VIDEO: The trailer for Walk Hard: The Dewey Cox Story
A good number of the jokes in Walk Hard: The Dewey Cox Story are available for your amusement right now, well ahead of the film’s December 21 theatrical-release date. Just hit up check out the trailer, which condenses what writer Judd Apatow and director Jake Kasdan have to say about music bio-pics into a four-minute gag reel that covers nearly all the bases of their 92-minute movie.
Where Walk Hard’s trailer comes up short is in the music department — but even the complete movie, with its quick cuts and swift narrative, doesn’t do justice to the songs Kasdan and Apatow commissioned (and in some instances wrote) to flesh out the life story of Dewey Cox, the Johnny Cash/Brian Wilson/Ray Charles amalgam played (and sung) by John C. Reilly.
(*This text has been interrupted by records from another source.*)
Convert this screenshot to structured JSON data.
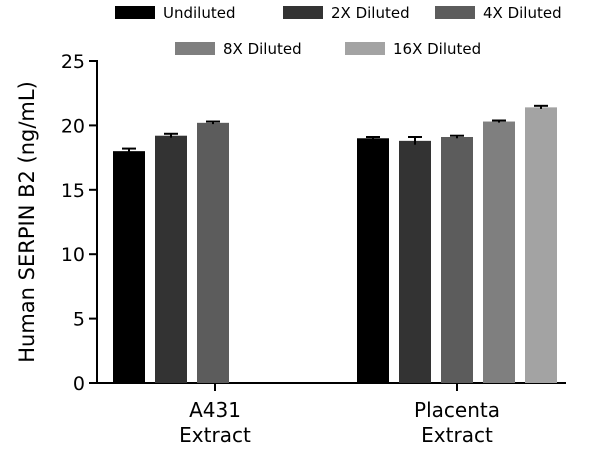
{
  "chart_data": {
    "type": "bar",
    "categories": [
      {
        "line1": "A431",
        "line2": "Extract"
      },
      {
        "line1": "Placenta",
        "line2": "Extract"
      }
    ],
    "ylabel": "Human SERPIN B2 (ng/mL)",
    "ylim": [
      0,
      25
    ],
    "yticks": [
      "0",
      "5",
      "10",
      "15",
      "20",
      "25"
    ],
    "series": [
      {
        "name": "Undiluted",
        "color": "#000000",
        "values": [
          18.0,
          19.0
        ],
        "errors": [
          0.2,
          0.1
        ]
      },
      {
        "name": "2X Diluted",
        "color": "#333333",
        "values": [
          19.2,
          18.8
        ],
        "errors": [
          0.15,
          0.3
        ]
      },
      {
        "name": "4X Diluted",
        "color": "#5c5c5c",
        "values": [
          20.2,
          19.1
        ],
        "errors": [
          0.1,
          0.1
        ]
      },
      {
        "name": "8X Diluted",
        "color": "#7f7f7f",
        "values": [
          null,
          20.3
        ],
        "errors": [
          null,
          0.08
        ]
      },
      {
        "name": "16X Diluted",
        "color": "#a3a3a3",
        "values": [
          null,
          21.4
        ],
        "errors": [
          null,
          0.12
        ]
      }
    ],
    "legend": "top",
    "grid": false
  }
}
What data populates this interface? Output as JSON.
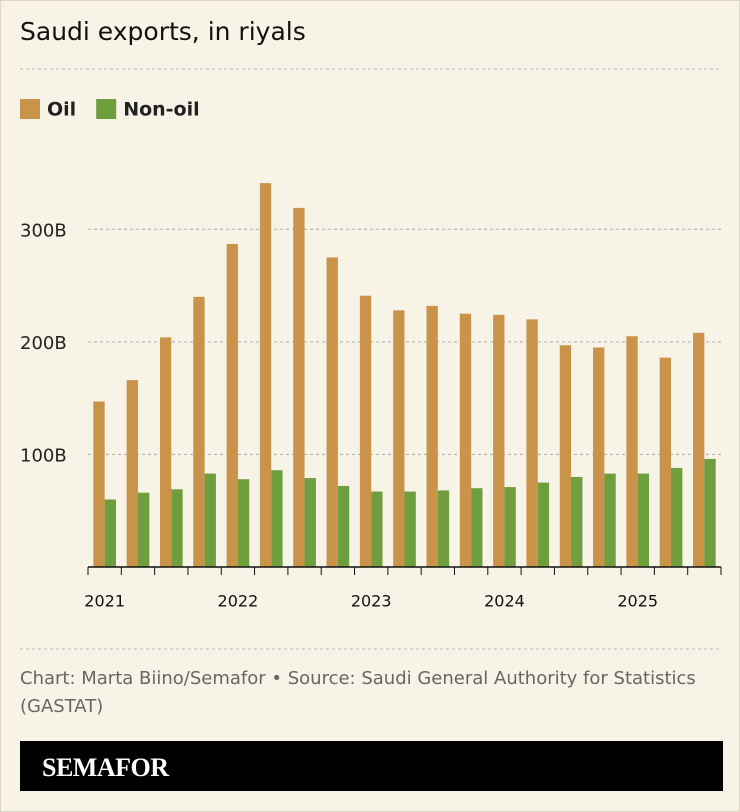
{
  "chart_data": {
    "type": "bar",
    "title": "Saudi exports, in riyals",
    "categories": [
      "2021",
      null,
      null,
      null,
      "2022",
      null,
      null,
      null,
      "2023",
      null,
      null,
      null,
      "2024",
      null,
      null,
      null,
      "2025",
      null,
      null
    ],
    "series": [
      {
        "name": "Oil",
        "color": "#c9944a",
        "values": [
          147,
          166,
          204,
          240,
          287,
          341,
          319,
          275,
          241,
          228,
          232,
          225,
          224,
          220,
          197,
          195,
          205,
          186,
          208
        ]
      },
      {
        "name": "Non-oil",
        "color": "#6e9e3e",
        "values": [
          60,
          66,
          69,
          83,
          78,
          86,
          79,
          72,
          67,
          67,
          68,
          70,
          71,
          75,
          80,
          83,
          83,
          88,
          96
        ]
      }
    ],
    "ylim": [
      0,
      350
    ],
    "yticks": [
      {
        "value": 100,
        "label": "100B"
      },
      {
        "value": 200,
        "label": "200B"
      },
      {
        "value": 300,
        "label": "300B"
      }
    ],
    "grid": true,
    "legend": "top-left"
  },
  "source": "Chart: Marta Biino/Semafor • Source: Saudi General Authority for Statistics (GASTAT)",
  "logo": "SEMAFOR"
}
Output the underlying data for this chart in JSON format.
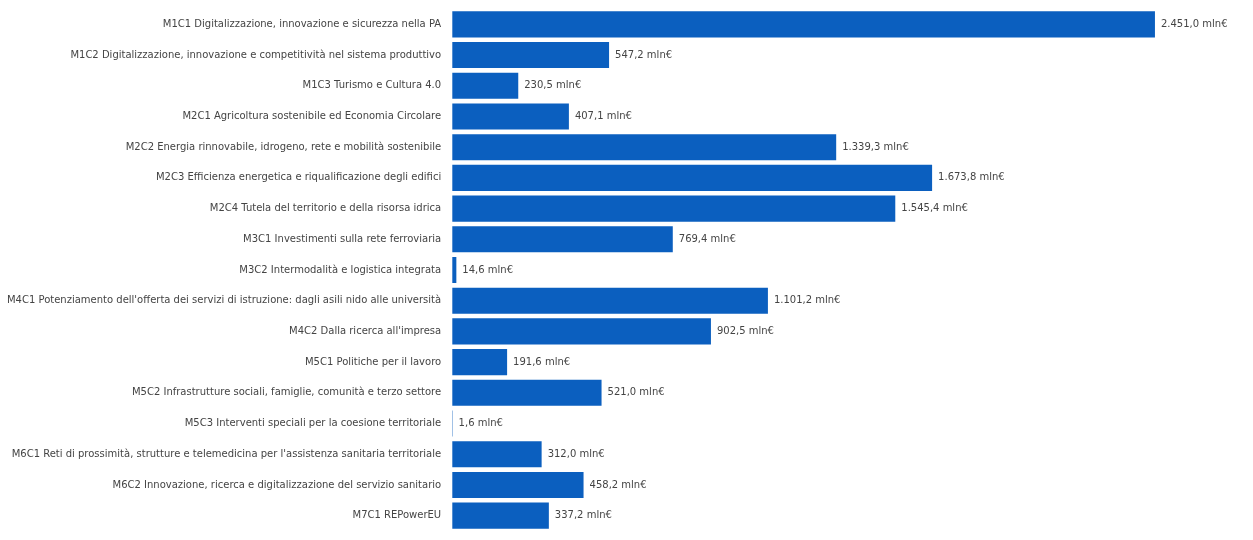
{
  "chart_data": {
    "type": "bar",
    "orientation": "horizontal",
    "tick_labels": "y",
    "legend": false,
    "color": "#0b5fbf",
    "categories": [
      "M1C1 Digitalizzazione, innovazione e sicurezza nella PA",
      "M1C2 Digitalizzazione, innovazione e competitività nel sistema produttivo",
      "M1C3 Turismo e Cultura 4.0",
      "M2C1 Agricoltura sostenibile ed Economia Circolare",
      "M2C2 Energia rinnovabile, idrogeno, rete e mobilità sostenibile",
      "M2C3 Efficienza energetica e riqualificazione degli edifici",
      "M2C4 Tutela del territorio e della risorsa idrica",
      "M3C1 Investimenti sulla rete ferroviaria",
      "M3C2 Intermodalità e logistica integrata",
      "M4C1 Potenziamento dell'offerta dei servizi di istruzione: dagli asili nido alle università",
      "M4C2 Dalla ricerca all'impresa",
      "M5C1 Politiche per il lavoro",
      "M5C2 Infrastrutture sociali, famiglie, comunità e terzo settore",
      "M5C3 Interventi speciali per la coesione territoriale",
      "M6C1 Reti di prossimità, strutture e telemedicina per l'assistenza sanitaria territoriale",
      "M6C2 Innovazione, ricerca e digitalizzazione del servizio sanitario",
      "M7C1 REPowerEU"
    ],
    "values": [
      2451.0,
      547.2,
      230.5,
      407.1,
      1339.3,
      1673.8,
      1545.4,
      769.4,
      14.6,
      1101.2,
      902.5,
      191.6,
      521.0,
      1.6,
      312.0,
      458.2,
      337.2
    ],
    "value_labels": [
      "2.451,0 mln€",
      "547,2 mln€",
      "230,5 mln€",
      "407,1 mln€",
      "1.339,3 mln€",
      "1.673,8 mln€",
      "1.545,4 mln€",
      "769,4 mln€",
      "14,6 mln€",
      "1.101,2 mln€",
      "902,5 mln€",
      "191,6 mln€",
      "521,0 mln€",
      "1,6 mln€",
      "312,0 mln€",
      "458,2 mln€",
      "337,2 mln€"
    ]
  }
}
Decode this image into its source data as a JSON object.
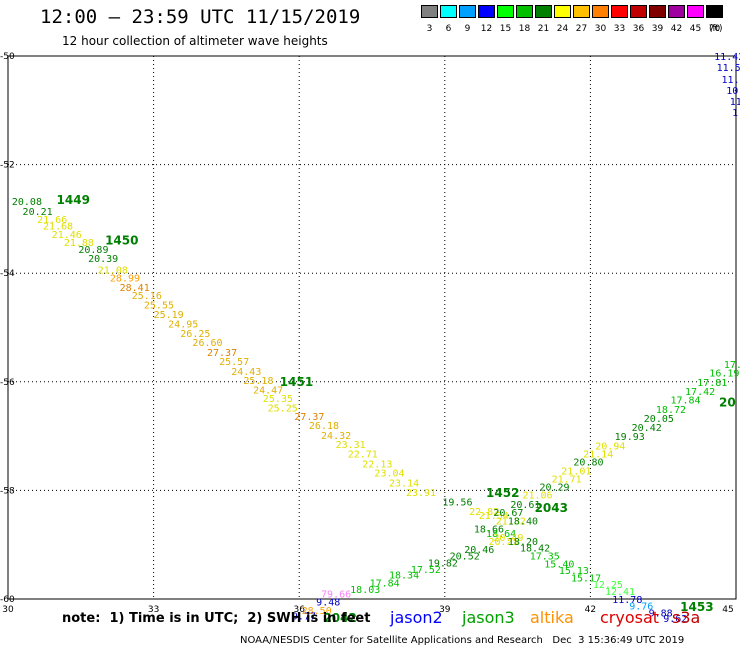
{
  "header": {
    "title": "12:00 – 23:59 UTC 11/15/2019",
    "subtitle": "12 hour collection of altimeter wave heights"
  },
  "legend": {
    "unit": "(ft)",
    "scale": [
      {
        "label": "3",
        "color": "#808080"
      },
      {
        "label": "6",
        "color": "#00ffff"
      },
      {
        "label": "9",
        "color": "#00a0ff"
      },
      {
        "label": "12",
        "color": "#0000ff"
      },
      {
        "label": "15",
        "color": "#00ff00"
      },
      {
        "label": "18",
        "color": "#00c000"
      },
      {
        "label": "21",
        "color": "#008000"
      },
      {
        "label": "24",
        "color": "#ffff00"
      },
      {
        "label": "27",
        "color": "#ffc000"
      },
      {
        "label": "30",
        "color": "#ff8000"
      },
      {
        "label": "33",
        "color": "#ff0000"
      },
      {
        "label": "36",
        "color": "#c00000"
      },
      {
        "label": "39",
        "color": "#800000"
      },
      {
        "label": "42",
        "color": "#a000a0"
      },
      {
        "label": "45",
        "color": "#ff00ff"
      },
      {
        "label": "70",
        "color": "#000000"
      }
    ]
  },
  "map": {
    "y_ticks": [
      "-50",
      "-52",
      "-54",
      "-56",
      "-58",
      "-60"
    ],
    "x_ticks": [
      "30",
      "33",
      "36",
      "39",
      "42",
      "45"
    ],
    "tracks": [
      {
        "color_key": "jason3",
        "points": [
          {
            "lon": 30.08,
            "lat": -52.67,
            "v": "20.08",
            "c": "#008000"
          },
          {
            "lon": 30.3,
            "lat": -52.8,
            "v": "20.21",
            "c": "#008000"
          },
          {
            "lon": 31.4,
            "lat": -53.45,
            "v": "20.89",
            "c": "#008000"
          },
          {
            "lon": 31.6,
            "lat": -53.62,
            "v": "20.39",
            "c": "#008000"
          },
          {
            "lon": 30.6,
            "lat": -52.95,
            "v": "21.66",
            "c": "#00c000"
          },
          {
            "lon": 30.7,
            "lat": -53.05,
            "v": "21.68",
            "c": "#00c000"
          },
          {
            "lon": 30.9,
            "lat": -53.25,
            "v": "21.46",
            "c": "#00c000"
          },
          {
            "lon": 31.1,
            "lat": -53.38,
            "v": "21.88",
            "c": "#00c000"
          }
        ]
      }
    ],
    "labels": [
      {
        "lon": 30.08,
        "lat": -52.67,
        "text": "20.08",
        "color": "#008000"
      },
      {
        "lon": 30.3,
        "lat": -52.85,
        "text": "20.21",
        "color": "#008000"
      },
      {
        "lon": 30.6,
        "lat": -53.0,
        "text": "21.66",
        "color": "#e0e000"
      },
      {
        "lon": 30.72,
        "lat": -53.12,
        "text": "21.68",
        "color": "#e0e000"
      },
      {
        "lon": 30.9,
        "lat": -53.28,
        "text": "21.46",
        "color": "#e0e000"
      },
      {
        "lon": 31.15,
        "lat": -53.43,
        "text": "21.88",
        "color": "#e0e000"
      },
      {
        "lon": 31.45,
        "lat": -53.55,
        "text": "20.89",
        "color": "#008000"
      },
      {
        "lon": 31.65,
        "lat": -53.72,
        "text": "20.39",
        "color": "#008000"
      },
      {
        "lon": 31.85,
        "lat": -53.93,
        "text": "21.08",
        "color": "#e0e000"
      },
      {
        "lon": 32.1,
        "lat": -54.08,
        "text": "28.99",
        "color": "#ffa000"
      },
      {
        "lon": 32.3,
        "lat": -54.25,
        "text": "28.41",
        "color": "#e08000"
      },
      {
        "lon": 32.55,
        "lat": -54.4,
        "text": "25.16",
        "color": "#e0b000"
      },
      {
        "lon": 32.8,
        "lat": -54.58,
        "text": "25.55",
        "color": "#e0b000"
      },
      {
        "lon": 33.0,
        "lat": -54.75,
        "text": "25.19",
        "color": "#e0b000"
      },
      {
        "lon": 33.3,
        "lat": -54.93,
        "text": "24.95",
        "color": "#e0b000"
      },
      {
        "lon": 33.55,
        "lat": -55.1,
        "text": "26.25",
        "color": "#e0b000"
      },
      {
        "lon": 33.8,
        "lat": -55.27,
        "text": "26.60",
        "color": "#e0b000"
      },
      {
        "lon": 34.1,
        "lat": -55.45,
        "text": "27.37",
        "color": "#e08000"
      },
      {
        "lon": 34.35,
        "lat": -55.62,
        "text": "25.57",
        "color": "#e0b000"
      },
      {
        "lon": 34.6,
        "lat": -55.8,
        "text": "24.43",
        "color": "#e0b000"
      },
      {
        "lon": 34.85,
        "lat": -55.97,
        "text": "25.18",
        "color": "#e0b000"
      },
      {
        "lon": 35.05,
        "lat": -56.14,
        "text": "24.47",
        "color": "#e0b000"
      },
      {
        "lon": 35.25,
        "lat": -56.3,
        "text": "25.35",
        "color": "#e0e000"
      },
      {
        "lon": 35.35,
        "lat": -56.47,
        "text": "25.25",
        "color": "#e0e000"
      },
      {
        "lon": 35.9,
        "lat": -56.63,
        "text": "27.37",
        "color": "#e08000"
      },
      {
        "lon": 36.2,
        "lat": -56.8,
        "text": "26.18",
        "color": "#e0b000"
      },
      {
        "lon": 36.45,
        "lat": -56.98,
        "text": "24.32",
        "color": "#e0b000"
      },
      {
        "lon": 36.75,
        "lat": -57.15,
        "text": "23.31",
        "color": "#e0e000"
      },
      {
        "lon": 37.0,
        "lat": -57.32,
        "text": "22.71",
        "color": "#e0e000"
      },
      {
        "lon": 37.3,
        "lat": -57.5,
        "text": "22.13",
        "color": "#e0e000"
      },
      {
        "lon": 37.55,
        "lat": -57.67,
        "text": "23.04",
        "color": "#e0e000"
      },
      {
        "lon": 37.85,
        "lat": -57.85,
        "text": "23.14",
        "color": "#e0e000"
      },
      {
        "lon": 38.2,
        "lat": -58.03,
        "text": "23.91",
        "color": "#e0e000"
      },
      {
        "lon": 38.95,
        "lat": -58.2,
        "text": "19.56",
        "color": "#008000"
      },
      {
        "lon": 39.5,
        "lat": -58.38,
        "text": "22.82",
        "color": "#e0e000"
      },
      {
        "lon": 39.7,
        "lat": -58.45,
        "text": "21.34",
        "color": "#e0e000"
      },
      {
        "lon": 40.05,
        "lat": -58.55,
        "text": "21.32",
        "color": "#e0e000"
      },
      {
        "lon": 39.6,
        "lat": -58.7,
        "text": "18.66",
        "color": "#008000"
      },
      {
        "lon": 40.3,
        "lat": -58.55,
        "text": "18.40",
        "color": "#008000"
      },
      {
        "lon": 39.85,
        "lat": -58.78,
        "text": "18.64",
        "color": "#00c000"
      },
      {
        "lon": 40.0,
        "lat": -58.86,
        "text": "20.49",
        "color": "#e0e000"
      },
      {
        "lon": 39.9,
        "lat": -58.93,
        "text": "20.25",
        "color": "#e0e000"
      },
      {
        "lon": 40.3,
        "lat": -58.93,
        "text": "18.20",
        "color": "#008000"
      },
      {
        "lon": 40.55,
        "lat": -59.05,
        "text": "18.42",
        "color": "#008000"
      },
      {
        "lon": 39.4,
        "lat": -59.08,
        "text": "20.46",
        "color": "#008000"
      },
      {
        "lon": 39.1,
        "lat": -59.2,
        "text": "20.52",
        "color": "#008000"
      },
      {
        "lon": 38.65,
        "lat": -59.33,
        "text": "19.82",
        "color": "#008000"
      },
      {
        "lon": 38.3,
        "lat": -59.45,
        "text": "17.52",
        "color": "#00c000"
      },
      {
        "lon": 37.85,
        "lat": -59.55,
        "text": "18.34",
        "color": "#00c000"
      },
      {
        "lon": 37.45,
        "lat": -59.7,
        "text": "17.84",
        "color": "#00c000"
      },
      {
        "lon": 37.05,
        "lat": -59.82,
        "text": "18.03",
        "color": "#00c000"
      },
      {
        "lon": 36.45,
        "lat": -59.9,
        "text": "79.66",
        "color": "#ff80ff"
      },
      {
        "lon": 36.35,
        "lat": -60.05,
        "text": "9.48",
        "color": "#0000c0"
      },
      {
        "lon": 36.05,
        "lat": -60.2,
        "text": "28.50",
        "color": "#ffa000"
      },
      {
        "lon": 35.85,
        "lat": -60.3,
        "text": "9.77",
        "color": "#0000c0"
      },
      {
        "lon": 40.75,
        "lat": -59.2,
        "text": "17.35",
        "color": "#00c000"
      },
      {
        "lon": 41.05,
        "lat": -59.35,
        "text": "15.40",
        "color": "#00c000"
      },
      {
        "lon": 41.35,
        "lat": -59.47,
        "text": "15.13",
        "color": "#00c000"
      },
      {
        "lon": 41.6,
        "lat": -59.6,
        "text": "15.17",
        "color": "#00c000"
      },
      {
        "lon": 42.05,
        "lat": -59.72,
        "text": "12.25",
        "color": "#40ff40"
      },
      {
        "lon": 42.3,
        "lat": -59.85,
        "text": "12.41",
        "color": "#40ff40"
      },
      {
        "lon": 42.45,
        "lat": -60.0,
        "text": "11.78",
        "color": "#0000c0"
      },
      {
        "lon": 42.8,
        "lat": -60.12,
        "text": "9.76",
        "color": "#00a0ff"
      },
      {
        "lon": 43.2,
        "lat": -60.25,
        "text": "9.88",
        "color": "#0000c0"
      },
      {
        "lon": 43.5,
        "lat": -60.35,
        "text": "9.62",
        "color": "#0000c0"
      },
      {
        "lon": 40.0,
        "lat": -58.4,
        "text": "20.67",
        "color": "#008000"
      },
      {
        "lon": 40.35,
        "lat": -58.25,
        "text": "20.61",
        "color": "#008000"
      },
      {
        "lon": 40.6,
        "lat": -58.08,
        "text": "21.06",
        "color": "#e0e000"
      },
      {
        "lon": 40.95,
        "lat": -57.93,
        "text": "20.29",
        "color": "#008000"
      },
      {
        "lon": 41.2,
        "lat": -57.78,
        "text": "21.71",
        "color": "#e0e000"
      },
      {
        "lon": 41.4,
        "lat": -57.63,
        "text": "21.01",
        "color": "#e0e000"
      },
      {
        "lon": 41.65,
        "lat": -57.47,
        "text": "20.80",
        "color": "#008000"
      },
      {
        "lon": 41.85,
        "lat": -57.32,
        "text": "21.14",
        "color": "#e0e000"
      },
      {
        "lon": 42.1,
        "lat": -57.17,
        "text": "20.94",
        "color": "#e0e000"
      },
      {
        "lon": 42.5,
        "lat": -57.0,
        "text": "19.93",
        "color": "#008000"
      },
      {
        "lon": 42.85,
        "lat": -56.83,
        "text": "20.42",
        "color": "#008000"
      },
      {
        "lon": 43.1,
        "lat": -56.67,
        "text": "20.05",
        "color": "#008000"
      },
      {
        "lon": 43.35,
        "lat": -56.5,
        "text": "18.72",
        "color": "#00c000"
      },
      {
        "lon": 43.65,
        "lat": -56.33,
        "text": "17.84",
        "color": "#00c000"
      },
      {
        "lon": 43.95,
        "lat": -56.17,
        "text": "17.42",
        "color": "#00c000"
      },
      {
        "lon": 44.2,
        "lat": -56.0,
        "text": "17.81",
        "color": "#00c000"
      },
      {
        "lon": 44.45,
        "lat": -55.83,
        "text": "16.19",
        "color": "#00c000"
      },
      {
        "lon": 44.75,
        "lat": -55.67,
        "text": "17.2",
        "color": "#00c000"
      },
      {
        "lon": 44.55,
        "lat": -50.0,
        "text": "11.42",
        "color": "#0000c0"
      },
      {
        "lon": 44.6,
        "lat": -50.2,
        "text": "11.53",
        "color": "#0000c0"
      },
      {
        "lon": 44.7,
        "lat": -50.42,
        "text": "11.5",
        "color": "#0000c0"
      },
      {
        "lon": 44.8,
        "lat": -50.63,
        "text": "10.4",
        "color": "#0000c0"
      },
      {
        "lon": 44.87,
        "lat": -50.83,
        "text": "11",
        "color": "#0000c0"
      },
      {
        "lon": 44.92,
        "lat": -51.03,
        "text": "1",
        "color": "#0000c0"
      }
    ],
    "pass_labels": [
      {
        "lon": 31.0,
        "lat": -52.65,
        "text": "1449",
        "color": "#008000"
      },
      {
        "lon": 32.0,
        "lat": -53.4,
        "text": "1450",
        "color": "#008000"
      },
      {
        "lon": 35.6,
        "lat": -56.0,
        "text": "1451",
        "color": "#008000"
      },
      {
        "lon": 39.85,
        "lat": -58.05,
        "text": "1452",
        "color": "#008000"
      },
      {
        "lon": 40.85,
        "lat": -58.32,
        "text": "2043",
        "color": "#008000"
      },
      {
        "lon": 43.85,
        "lat": -60.15,
        "text": "1453",
        "color": "#008000"
      },
      {
        "lon": 36.5,
        "lat": -60.35,
        "text": "2042",
        "color": "#008000"
      },
      {
        "lon": 44.65,
        "lat": -56.38,
        "text": "20",
        "color": "#008000"
      }
    ]
  },
  "footer": {
    "note": "note:  1) Time is in UTC;  2) SWH is in feet",
    "satellites": [
      {
        "name": "jason2",
        "color": "#0000ff"
      },
      {
        "name": "jason3",
        "color": "#00a000"
      },
      {
        "name": "altika",
        "color": "#ff9000"
      },
      {
        "name": "cryosat",
        "color": "#e00000"
      },
      {
        "name": "s3a",
        "color": "#c00000"
      }
    ],
    "credit": "NOAA/NESDIS Center for Satellite Applications and Research   Dec  3 15:36:49 UTC 2019"
  }
}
To appreciate their value, you’ve gotta consult the Sony soundtrack album, which collects 15 of Cox’s would-be greatest hits, from the title track, a rockabilly rave-up inspired by Cash’s Sun Studio stuff, to “Black Sheep,” an over-the-top orchestral-pop production indebted to Wilson’s Smile.
The tunes are funny: “Let’s Duet” boasts more sexual double entendres than an issue of Maxim, and “Let Me Hold You (Little Man)” elevates junior-high-level comedy to new heights. But most of them are also pitch-perfect genre exercises crafty enough to make the guys in Ween or They Might Be Giants jealous. Scan the liner notes and you’ll see Kasdan and Apatow know that the key to satire is authenticity — their crew of songwriters includes such real-world pros as Marshall Crenshaw, Van Dyke Parks, Dan Bern, and Mike Viola.
And their work has value beyond the humor. “Guilty As Charged” is an excellent “Ring of Fire”–style shuffle complete with tart mariachi horns; “Black Sheep” offers a typically whimsical Parks string chart; “Beautiful Ride” has a killer pre-chorus in which Reilly emphasizes the need to “make a little music every day till you die.” As a singer, Reilly is a revelation, a big-lunged vocal impressionist more than capable of channeling each of the pop stars the film skewers. In the unlikely event that this guy’s big-screen work dries up, his musical-theater future is secure. (He starred in the title role of the musical Marty at the Huntington Theatre Company in 2002.)
Rufus Wainwright is a different kind of impressionist: on Rufus Does Judy at Carnegie Hall, a new double-disc live set recorded last summer in New York, he sets out to pay homage to Judy Garland by re-creating her famous 1961 Carnegie Hall concert. Yet as anyone who’s familiar with his songwriting knows, Wainwright isn’t really interested in paying homage to anyone but himself; he’s one of pop’s most compelling egomaniacs, and that doesn’t change just because he’s singing someone else’s material. So Rufus Does Judy is less about Rufus doing Judy (in the way that Walk Hard is about John doing Johnny, for instance) than it is about Rufus doing Rufus doing Judy as if she were doing Rufus.
That’s no cause for complaint — you’re still getting deathless songs, gorgeous arrangements, handsome singing, and some excellent banter. (“I feel like Judy Garland’s secretary,” Wainwright says after complaining about the effort required to memorize not only lyrics but also — horror of horrors — the names of his bandmembers.) And as Garland would no doubt agree, you can’t fit all that in a trailer.